We’re experiencing critical timeout issues with inventory batch synchronization after migrating to cloud infrastructure. Our batch jobs are configured to sync inventory across 12 warehouses with approximately 85,000 SKUs, but they consistently fail after 20-25 minutes with timeout exceptions.
The error we’re seeing:
Batch job 'InventSync_Daily' terminated
Exception: System.TimeoutException
at InventBatchSync.processRecords(line 156)
Execution time exceeded: 1500 seconds
We’ve tried adjusting the batch timeout configuration and implementing basic data chunking, but the parallel processing setup doesn’t seem to leverage cloud resources effectively. The query performance also appears suboptimal when processing large inventory datasets. This is blocking our daily inventory reconciliation and causing significant delays in warehouse operations. Any guidance on optimizing batch framework configuration for cloud deployment would be greatly appreciated.

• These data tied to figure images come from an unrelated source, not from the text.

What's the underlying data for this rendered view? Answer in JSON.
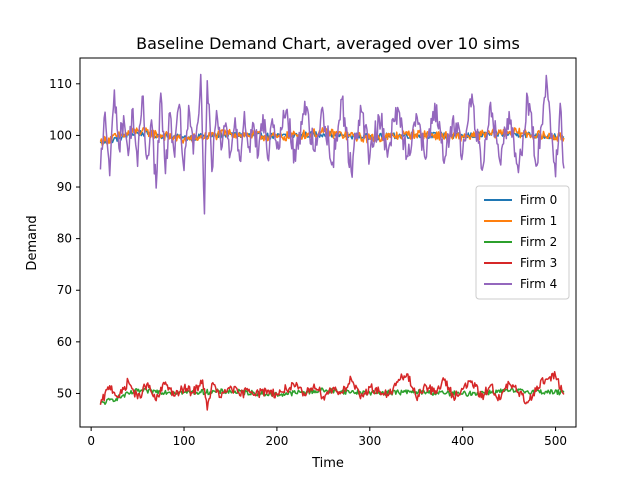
{
  "chart_data": {
    "type": "line",
    "title": "Baseline Demand Chart, averaged over 10 sims",
    "xlabel": "Time",
    "ylabel": "Demand",
    "xlim": [
      -12,
      522
    ],
    "ylim": [
      43.5,
      115
    ],
    "xticks": [
      0,
      100,
      200,
      300,
      400,
      500
    ],
    "yticks": [
      50,
      60,
      70,
      80,
      90,
      100,
      110
    ],
    "grid": false,
    "legend_position": "center-right",
    "x_range": [
      10,
      509
    ],
    "series": [
      {
        "name": "Firm 0",
        "color": "#1f77b4",
        "x": [
          10,
          50,
          100,
          150,
          200,
          250,
          300,
          350,
          400,
          450,
          509
        ],
        "values": [
          98.5,
          100.5,
          99.5,
          100.2,
          99.8,
          100.3,
          99.7,
          100.1,
          99.9,
          100.4,
          99.6
        ]
      },
      {
        "name": "Firm 1",
        "color": "#ff7f0e",
        "x": [
          10,
          50,
          100,
          150,
          200,
          250,
          300,
          350,
          400,
          450,
          509
        ],
        "values": [
          98.8,
          100.9,
          99.2,
          100.4,
          99.6,
          100.6,
          99.4,
          100.3,
          99.7,
          100.7,
          99.5
        ]
      },
      {
        "name": "Firm 2",
        "color": "#2ca02c",
        "x": [
          10,
          50,
          100,
          150,
          200,
          250,
          300,
          350,
          400,
          450,
          509
        ],
        "values": [
          48,
          50.5,
          50.2,
          50.4,
          49.8,
          50.6,
          50.1,
          50.3,
          49.9,
          50.5,
          50.2
        ]
      },
      {
        "name": "Firm 3",
        "color": "#d62728",
        "x": [
          10,
          20,
          30,
          40,
          50,
          60,
          70,
          80,
          90,
          100,
          110,
          120,
          125,
          130,
          140,
          150,
          160,
          170,
          180,
          190,
          200,
          210,
          220,
          230,
          240,
          250,
          260,
          270,
          280,
          290,
          300,
          310,
          320,
          330,
          340,
          350,
          360,
          370,
          380,
          390,
          400,
          410,
          420,
          430,
          440,
          450,
          460,
          470,
          480,
          490,
          500,
          509
        ],
        "values": [
          47.8,
          51.5,
          49.2,
          52.4,
          49.0,
          51.8,
          48.6,
          52.2,
          49.5,
          51.0,
          50.2,
          52.6,
          46.8,
          51.9,
          49.2,
          51.4,
          49.6,
          50.8,
          50.0,
          50.6,
          49.8,
          50.9,
          51.4,
          49.6,
          51.8,
          49.4,
          51.0,
          50.2,
          52.8,
          49.0,
          51.2,
          50.4,
          49.6,
          52.2,
          53.8,
          49.2,
          51.6,
          50.0,
          52.6,
          49.4,
          50.8,
          52.4,
          49.2,
          51.6,
          48.8,
          52.0,
          50.2,
          48.2,
          51.4,
          52.8,
          53.4,
          49.8
        ]
      },
      {
        "name": "Firm 4",
        "color": "#9467bd",
        "x": [
          10,
          15,
          20,
          25,
          30,
          35,
          40,
          45,
          50,
          55,
          60,
          65,
          70,
          75,
          80,
          85,
          90,
          95,
          100,
          105,
          110,
          115,
          118,
          122,
          125,
          130,
          135,
          140,
          145,
          150,
          155,
          160,
          165,
          170,
          175,
          180,
          185,
          190,
          195,
          200,
          210,
          220,
          230,
          240,
          250,
          260,
          270,
          280,
          290,
          300,
          310,
          320,
          330,
          340,
          350,
          360,
          370,
          380,
          390,
          400,
          410,
          420,
          430,
          440,
          450,
          460,
          470,
          480,
          490,
          500,
          505,
          509
        ],
        "values": [
          93.4,
          104.5,
          92.2,
          108.8,
          97.5,
          103.8,
          96.1,
          105.2,
          94.0,
          107.6,
          95.4,
          103.0,
          89.8,
          108.2,
          92.6,
          104.4,
          95.8,
          106.0,
          93.2,
          105.8,
          96.4,
          102.6,
          111.8,
          84.8,
          110.6,
          93.0,
          104.8,
          97.2,
          102.4,
          96.6,
          103.4,
          95.2,
          104.6,
          97.8,
          102.2,
          96.2,
          104.0,
          95.6,
          103.2,
          97.4,
          104.8,
          95.0,
          106.6,
          97.0,
          104.2,
          94.8,
          107.0,
          93.0,
          105.8,
          95.8,
          103.6,
          97.2,
          105.4,
          96.0,
          104.2,
          95.4,
          106.2,
          94.6,
          103.8,
          96.6,
          108.0,
          93.6,
          106.4,
          95.0,
          104.6,
          92.8,
          107.4,
          94.2,
          111.6,
          92.0,
          106.2,
          93.6
        ]
      }
    ]
  }
}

One more thing to check - are you using the OData batch processing APIs or the traditional batch framework? For cloud deployments, the OData approach can sometimes provide better performance for data synchronization scenarios. It handles throttling more gracefully and provides built-in retry mechanisms. Just something to consider if you continue experiencing issues after implementing the other suggestions.
Your data chunking strategy needs refinement. Instead of processing all 85K records in one batch task, implement a chunking mechanism that breaks the workload into manageable units. I typically recommend chunks of 5,000-10,000 records for inventory sync operations in cloud deployments. This allows the batch framework to distribute work more effectively across available resources and prevents individual tasks from exceeding timeout thresholds. You’ll also want to implement proper error handling so that if one chunk fails, it doesn’t cascade to the entire job.

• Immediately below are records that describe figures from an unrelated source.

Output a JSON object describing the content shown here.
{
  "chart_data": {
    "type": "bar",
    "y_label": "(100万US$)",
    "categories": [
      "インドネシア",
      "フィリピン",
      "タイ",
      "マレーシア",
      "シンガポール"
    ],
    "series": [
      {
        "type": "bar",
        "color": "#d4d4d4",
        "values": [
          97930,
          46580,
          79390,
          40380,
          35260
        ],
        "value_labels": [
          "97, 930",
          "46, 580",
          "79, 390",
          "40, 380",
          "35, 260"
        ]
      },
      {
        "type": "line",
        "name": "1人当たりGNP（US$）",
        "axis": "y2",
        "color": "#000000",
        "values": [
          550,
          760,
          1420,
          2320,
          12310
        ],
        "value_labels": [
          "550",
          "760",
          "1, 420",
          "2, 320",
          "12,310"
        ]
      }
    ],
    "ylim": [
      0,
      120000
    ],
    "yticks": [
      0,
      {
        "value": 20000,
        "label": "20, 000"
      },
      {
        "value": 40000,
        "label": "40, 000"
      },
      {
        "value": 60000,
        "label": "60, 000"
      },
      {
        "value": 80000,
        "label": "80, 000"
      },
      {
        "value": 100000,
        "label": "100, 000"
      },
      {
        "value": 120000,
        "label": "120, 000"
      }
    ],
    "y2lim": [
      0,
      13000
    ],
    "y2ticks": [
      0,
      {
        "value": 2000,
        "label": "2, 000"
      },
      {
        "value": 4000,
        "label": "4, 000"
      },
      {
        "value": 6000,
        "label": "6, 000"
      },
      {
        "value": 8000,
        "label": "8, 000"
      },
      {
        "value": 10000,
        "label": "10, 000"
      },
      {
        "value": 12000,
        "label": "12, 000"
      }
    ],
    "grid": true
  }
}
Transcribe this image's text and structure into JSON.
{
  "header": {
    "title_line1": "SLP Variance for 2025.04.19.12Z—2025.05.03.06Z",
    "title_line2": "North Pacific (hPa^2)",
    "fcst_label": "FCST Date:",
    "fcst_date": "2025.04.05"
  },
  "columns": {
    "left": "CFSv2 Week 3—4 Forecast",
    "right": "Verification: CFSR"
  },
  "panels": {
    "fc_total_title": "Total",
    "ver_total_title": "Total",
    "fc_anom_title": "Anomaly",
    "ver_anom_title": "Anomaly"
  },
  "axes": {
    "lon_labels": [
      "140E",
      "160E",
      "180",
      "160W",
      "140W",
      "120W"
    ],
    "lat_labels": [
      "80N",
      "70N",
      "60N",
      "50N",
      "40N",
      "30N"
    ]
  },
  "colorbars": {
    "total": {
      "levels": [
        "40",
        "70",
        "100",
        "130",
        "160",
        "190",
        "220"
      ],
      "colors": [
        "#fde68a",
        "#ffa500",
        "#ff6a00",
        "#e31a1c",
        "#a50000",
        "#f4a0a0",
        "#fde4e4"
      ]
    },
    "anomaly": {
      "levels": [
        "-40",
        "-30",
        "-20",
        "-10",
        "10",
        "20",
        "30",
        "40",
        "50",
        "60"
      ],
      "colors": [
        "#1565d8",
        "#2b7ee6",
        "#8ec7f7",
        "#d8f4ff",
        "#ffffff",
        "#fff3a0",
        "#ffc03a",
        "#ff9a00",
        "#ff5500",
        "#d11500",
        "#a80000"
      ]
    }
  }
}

Thanks for the suggestions. We’ve reviewed the batch group configuration and it’s currently set to use a single thread. Should we be increasing the maximum batch threads for cloud deployment? Also, regarding the chunking strategy, how do we ensure data consistency when processing inventory updates in smaller batches? We’re concerned about partial updates causing discrepancies in inventory counts.

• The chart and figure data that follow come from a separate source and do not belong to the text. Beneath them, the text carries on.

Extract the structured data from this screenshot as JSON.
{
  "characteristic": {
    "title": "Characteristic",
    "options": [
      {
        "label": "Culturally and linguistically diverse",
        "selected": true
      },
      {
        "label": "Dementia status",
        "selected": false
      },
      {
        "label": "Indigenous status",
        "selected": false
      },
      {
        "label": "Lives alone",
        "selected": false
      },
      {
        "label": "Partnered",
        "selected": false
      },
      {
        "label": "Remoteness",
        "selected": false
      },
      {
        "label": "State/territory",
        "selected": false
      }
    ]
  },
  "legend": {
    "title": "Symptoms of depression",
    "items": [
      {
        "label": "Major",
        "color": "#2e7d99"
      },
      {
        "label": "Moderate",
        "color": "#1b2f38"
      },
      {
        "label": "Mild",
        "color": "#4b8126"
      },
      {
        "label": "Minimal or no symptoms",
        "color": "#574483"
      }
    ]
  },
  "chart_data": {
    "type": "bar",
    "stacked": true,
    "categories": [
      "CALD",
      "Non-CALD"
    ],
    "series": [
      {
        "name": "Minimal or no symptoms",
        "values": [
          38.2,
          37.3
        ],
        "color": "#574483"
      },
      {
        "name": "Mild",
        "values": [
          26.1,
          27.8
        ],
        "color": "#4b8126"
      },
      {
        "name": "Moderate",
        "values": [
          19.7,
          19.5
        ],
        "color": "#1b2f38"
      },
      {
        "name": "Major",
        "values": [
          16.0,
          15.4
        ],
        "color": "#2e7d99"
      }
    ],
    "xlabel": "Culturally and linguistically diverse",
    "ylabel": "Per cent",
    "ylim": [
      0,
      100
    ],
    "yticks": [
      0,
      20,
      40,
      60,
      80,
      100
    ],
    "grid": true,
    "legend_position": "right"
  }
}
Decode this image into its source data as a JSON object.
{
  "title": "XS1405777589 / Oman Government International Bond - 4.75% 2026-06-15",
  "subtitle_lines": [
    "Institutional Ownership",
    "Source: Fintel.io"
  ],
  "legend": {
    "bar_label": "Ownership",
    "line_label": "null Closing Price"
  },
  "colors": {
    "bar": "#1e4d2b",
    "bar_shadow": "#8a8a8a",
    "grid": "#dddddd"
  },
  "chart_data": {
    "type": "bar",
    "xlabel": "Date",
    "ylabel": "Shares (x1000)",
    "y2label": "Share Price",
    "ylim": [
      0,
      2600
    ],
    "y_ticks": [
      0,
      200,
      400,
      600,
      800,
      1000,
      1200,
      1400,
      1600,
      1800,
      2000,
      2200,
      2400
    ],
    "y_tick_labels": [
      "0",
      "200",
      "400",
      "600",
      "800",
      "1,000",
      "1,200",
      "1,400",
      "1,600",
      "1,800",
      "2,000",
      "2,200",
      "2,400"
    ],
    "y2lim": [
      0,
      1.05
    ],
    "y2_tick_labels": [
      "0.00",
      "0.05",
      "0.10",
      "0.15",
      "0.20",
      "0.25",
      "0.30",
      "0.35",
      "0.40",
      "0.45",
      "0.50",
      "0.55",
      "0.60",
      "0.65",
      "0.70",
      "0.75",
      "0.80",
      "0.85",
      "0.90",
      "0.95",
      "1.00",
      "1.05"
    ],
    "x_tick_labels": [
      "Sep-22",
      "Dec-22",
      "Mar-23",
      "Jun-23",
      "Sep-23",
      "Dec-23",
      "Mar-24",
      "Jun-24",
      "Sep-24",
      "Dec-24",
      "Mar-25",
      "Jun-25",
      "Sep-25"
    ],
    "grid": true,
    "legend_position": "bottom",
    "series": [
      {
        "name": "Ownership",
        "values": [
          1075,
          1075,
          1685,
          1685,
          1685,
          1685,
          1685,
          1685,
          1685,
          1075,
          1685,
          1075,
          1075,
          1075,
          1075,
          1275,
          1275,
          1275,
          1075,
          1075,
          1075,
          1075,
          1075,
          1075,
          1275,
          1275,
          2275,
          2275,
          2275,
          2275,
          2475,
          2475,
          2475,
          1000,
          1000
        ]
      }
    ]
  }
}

The query optimization aspect is crucial here. With 85K SKUs across multiple warehouses, you’re likely hitting database throttling limits. Have you implemented proper indexing on your inventory dimension tables? Also, check if your synchronization logic is using set-based operations or row-by-row processing. Row-by-row processing in cloud environments can trigger throttling much faster than on-premises due to the way Azure SQL handles connection pooling and resource governance.